Financial security continues to be an utmost concern for many Americans shifting their perceptions of work and retirement, with many saying they plan to work longer, according to a study from the Associated Press-NORC Center for Public Affairs Research.
While adults age 65 and older represented 13% of the U.S. population in 2010, by 2030 this group will comprise 19%, or an estimated 72 million older adults, according to 2011 data from the Administration on Aging cited in the study.
But even as the age 65 and older population ages at a rapid pace, many are living longer, healthier lives than they did in the past. With longevity of life playing a role, more Americans are blurring the lines when it comes to work and retirement.
Among those who are working now and not yet retired, 47% say it is “very likely” that they will do some work for pay during their retirement, while another 35% say they are “somewhat likely” to do the same.
The likelihood of working during retirement was also related to financial factors, as those who feel insecure about their retirement savings say they are more likely than others to work longer.
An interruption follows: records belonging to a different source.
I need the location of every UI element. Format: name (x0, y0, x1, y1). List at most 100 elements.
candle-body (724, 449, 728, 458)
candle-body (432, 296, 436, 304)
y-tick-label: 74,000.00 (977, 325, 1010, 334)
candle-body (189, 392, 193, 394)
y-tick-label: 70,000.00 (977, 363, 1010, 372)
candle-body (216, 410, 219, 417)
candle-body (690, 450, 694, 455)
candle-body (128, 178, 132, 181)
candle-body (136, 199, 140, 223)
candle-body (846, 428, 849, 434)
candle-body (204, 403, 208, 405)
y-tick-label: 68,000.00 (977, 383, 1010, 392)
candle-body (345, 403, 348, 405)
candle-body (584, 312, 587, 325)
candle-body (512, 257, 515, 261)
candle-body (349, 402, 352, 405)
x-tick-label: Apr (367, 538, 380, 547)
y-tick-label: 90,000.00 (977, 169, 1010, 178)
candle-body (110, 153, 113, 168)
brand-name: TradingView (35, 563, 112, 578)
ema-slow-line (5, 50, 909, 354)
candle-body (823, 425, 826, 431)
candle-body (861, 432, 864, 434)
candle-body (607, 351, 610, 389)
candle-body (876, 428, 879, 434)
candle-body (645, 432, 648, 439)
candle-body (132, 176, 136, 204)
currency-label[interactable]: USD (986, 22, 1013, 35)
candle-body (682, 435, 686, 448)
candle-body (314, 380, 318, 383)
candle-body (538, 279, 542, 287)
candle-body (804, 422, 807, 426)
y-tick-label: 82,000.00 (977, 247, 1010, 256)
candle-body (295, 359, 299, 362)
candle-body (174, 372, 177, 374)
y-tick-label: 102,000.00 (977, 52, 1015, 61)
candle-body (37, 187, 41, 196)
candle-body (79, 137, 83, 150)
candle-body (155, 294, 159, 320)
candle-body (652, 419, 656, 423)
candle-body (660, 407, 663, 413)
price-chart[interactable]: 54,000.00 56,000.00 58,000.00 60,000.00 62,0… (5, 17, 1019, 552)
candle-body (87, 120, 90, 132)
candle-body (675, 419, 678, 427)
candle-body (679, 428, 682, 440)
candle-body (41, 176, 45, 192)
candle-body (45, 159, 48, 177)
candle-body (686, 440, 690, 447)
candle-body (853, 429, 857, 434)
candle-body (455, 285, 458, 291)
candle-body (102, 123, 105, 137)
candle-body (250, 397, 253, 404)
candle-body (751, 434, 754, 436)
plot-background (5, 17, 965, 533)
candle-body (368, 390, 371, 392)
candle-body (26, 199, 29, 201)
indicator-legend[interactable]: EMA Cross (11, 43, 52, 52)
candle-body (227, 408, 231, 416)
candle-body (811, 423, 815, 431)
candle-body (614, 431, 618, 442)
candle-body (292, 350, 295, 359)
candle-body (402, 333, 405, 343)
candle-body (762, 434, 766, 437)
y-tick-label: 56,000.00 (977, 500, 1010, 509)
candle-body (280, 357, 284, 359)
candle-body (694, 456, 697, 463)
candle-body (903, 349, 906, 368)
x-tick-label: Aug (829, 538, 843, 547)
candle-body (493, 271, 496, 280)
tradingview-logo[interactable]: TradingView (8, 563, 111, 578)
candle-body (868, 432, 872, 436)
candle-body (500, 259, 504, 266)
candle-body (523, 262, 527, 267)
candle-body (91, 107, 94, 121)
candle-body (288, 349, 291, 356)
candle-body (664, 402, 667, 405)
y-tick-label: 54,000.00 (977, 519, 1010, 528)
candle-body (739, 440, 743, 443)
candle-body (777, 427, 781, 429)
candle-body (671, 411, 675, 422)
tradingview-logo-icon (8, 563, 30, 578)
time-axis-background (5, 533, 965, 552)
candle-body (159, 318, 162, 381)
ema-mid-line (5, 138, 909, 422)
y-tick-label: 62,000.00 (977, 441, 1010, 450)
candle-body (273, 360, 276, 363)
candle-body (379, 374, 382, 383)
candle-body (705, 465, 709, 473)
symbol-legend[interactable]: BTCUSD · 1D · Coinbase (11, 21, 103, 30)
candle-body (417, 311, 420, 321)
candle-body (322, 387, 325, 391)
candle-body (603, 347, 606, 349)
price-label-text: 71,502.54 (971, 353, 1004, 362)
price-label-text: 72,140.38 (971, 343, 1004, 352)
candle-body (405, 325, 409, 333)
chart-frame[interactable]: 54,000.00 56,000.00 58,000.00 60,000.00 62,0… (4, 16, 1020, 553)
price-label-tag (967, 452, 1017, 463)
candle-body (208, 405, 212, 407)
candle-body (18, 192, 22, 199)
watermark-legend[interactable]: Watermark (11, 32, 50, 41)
Individuals who reported that financial needs are not an important factor in their decision on when to retire accounted for 58% of the 1,024 adults ages 50 and over surveyed in the NORC study. Conversely, those who cited concerns about financial need as their motivation to work longer and postpone retirement represented 28% of respondents.
Non-financial factors, such as health or job capability, were also factors that contributed to older adults’ motivations for working longer.
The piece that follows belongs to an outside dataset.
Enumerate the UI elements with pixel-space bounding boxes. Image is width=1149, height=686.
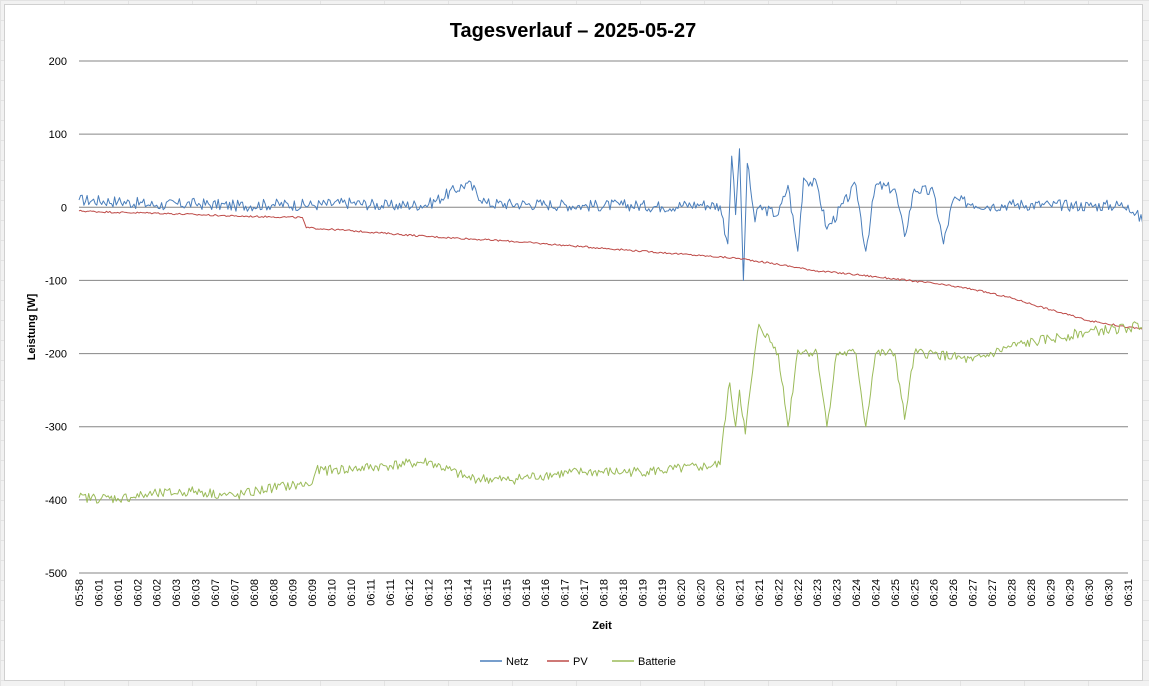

More individuals who cite health as an important factor in their decision about when to retire expect to work during retirement, compared to those who do not consider health as an important factor (38% vs. 15%).
Older adults felt similarly when weighing the ability to do their jobs as an important factor on when to retire, 38% compared to 19% who did not.
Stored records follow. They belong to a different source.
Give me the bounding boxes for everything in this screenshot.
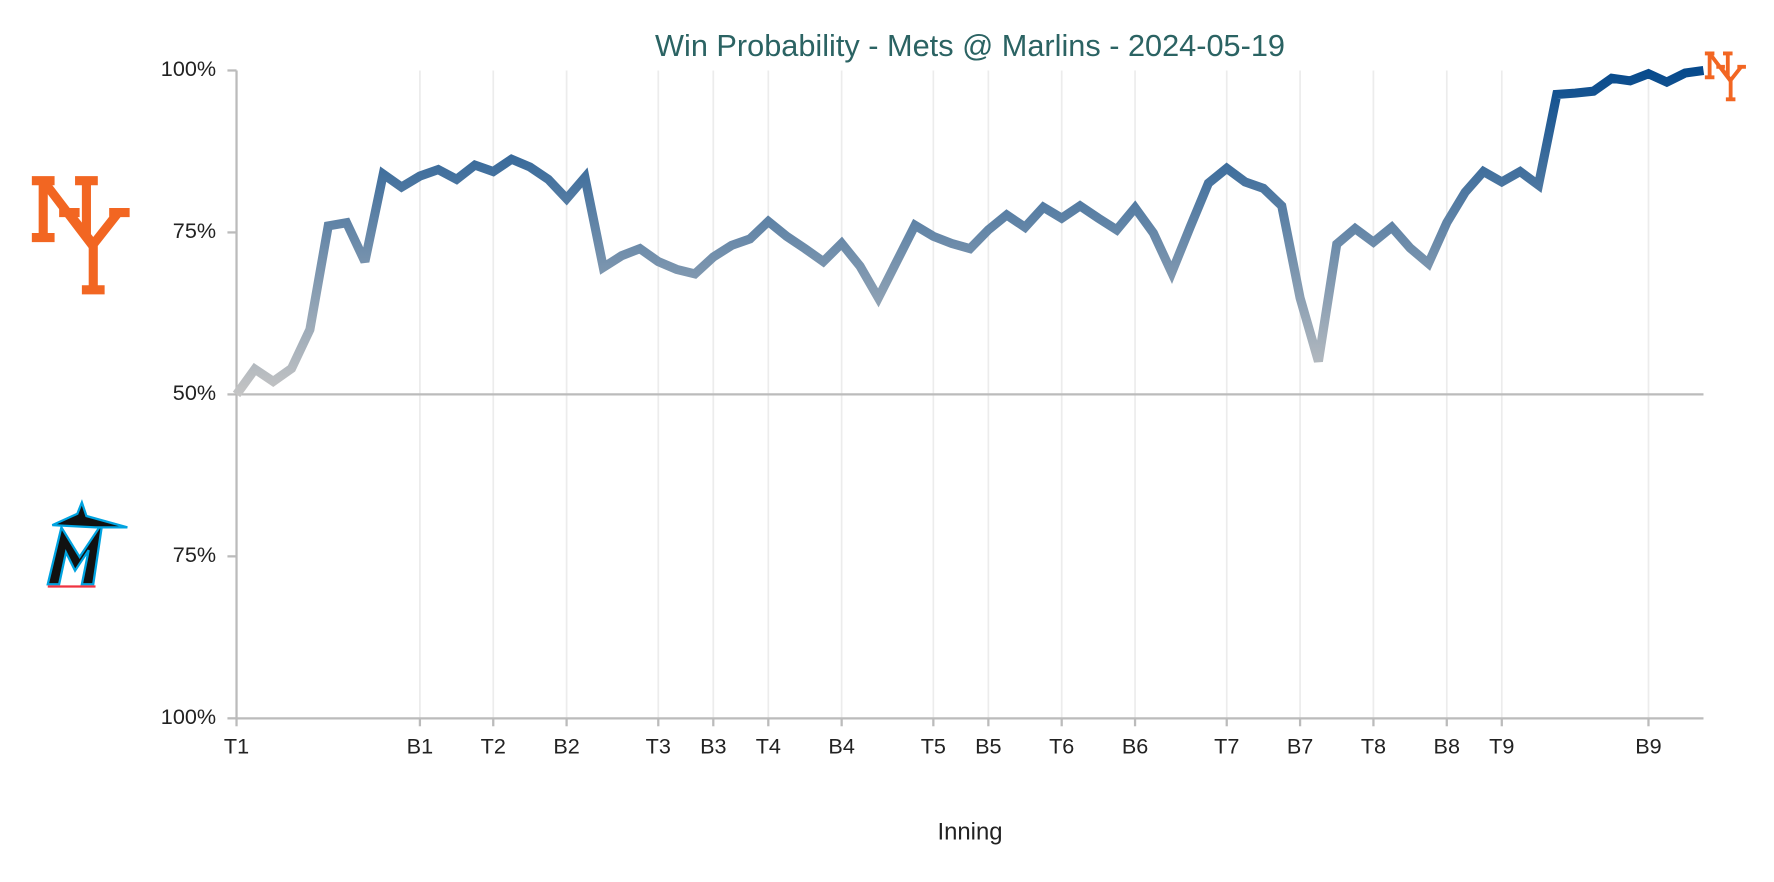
- y-tick-label: 75%: [173, 218, 216, 243]
- x-tick-label: B9: [1635, 734, 1661, 759]
- x-tick-label: T4: [756, 734, 781, 759]
- x-tick-label: B1: [407, 734, 433, 759]
- chart-title: Win Probability - Mets @ Marlins - 2024-…: [655, 28, 1285, 63]
- y-tick-label: 50%: [173, 380, 216, 405]
- mets-logo-small: [1702, 51, 1748, 102]
- marlins-logo: [46, 499, 128, 588]
- x-tick-label: T2: [481, 734, 506, 759]
- win-probability-line: [232, 65, 1705, 398]
- x-tick-label: T3: [646, 734, 671, 759]
- x-tick-label: T8: [1361, 734, 1386, 759]
- x-tick-label: B2: [553, 734, 579, 759]
- grid: T1 B1 T2 B2 T3 B3 T4 B4 T5 B5 T6 B6 T7 B7 T8 B8 T9 B9 100%…: [161, 56, 1704, 759]
- mets-logo: [32, 181, 130, 290]
- x-tick-label: T5: [921, 734, 946, 759]
- plot: [232, 65, 1705, 398]
- x-tick-label: B3: [700, 734, 726, 759]
- x-tick-label: B4: [828, 734, 854, 759]
- x-tick-label: B5: [975, 734, 1001, 759]
- x-tick-label: T1: [224, 734, 249, 759]
- x-tick-label: T6: [1049, 734, 1074, 759]
- x-axis-title: Inning: [937, 818, 1002, 845]
- x-tick-label: T9: [1489, 734, 1514, 759]
- x-tick-label: B7: [1287, 734, 1313, 759]
- x-tick-label: B8: [1434, 734, 1460, 759]
- x-tick-label: T7: [1214, 734, 1239, 759]
- x-tick-label: B6: [1122, 734, 1148, 759]
- y-tick-label: 100%: [161, 704, 216, 729]
- y-tick-label: 75%: [173, 542, 216, 567]
- y-tick-label: 100%: [161, 56, 216, 81]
Although personal factors for determining when to retire vary among individuals, recent history shows that retirement ages have been increasing, especially when considering the Great Recession.
Before the Great Recession in December 2007, the average retirement age was 57 years old, while the average age for retirees after was 62. Additionally, in the five year period leading up to the Great Recession, the average retirement age was 59.
This trend of later retirement ages also means that increasing numbers of Americans have been working later in life than they expected to, said the study’s researchers.
“The duration of healthy old age is increasing, due in part to increases in life span and to short and later periods of illness,” wrote the study’s researchers. “Faced with the expectation of living healthier for longer, older adults may opt to remain in the workforce for longer and defer savings, pensions and Social security for a later age.”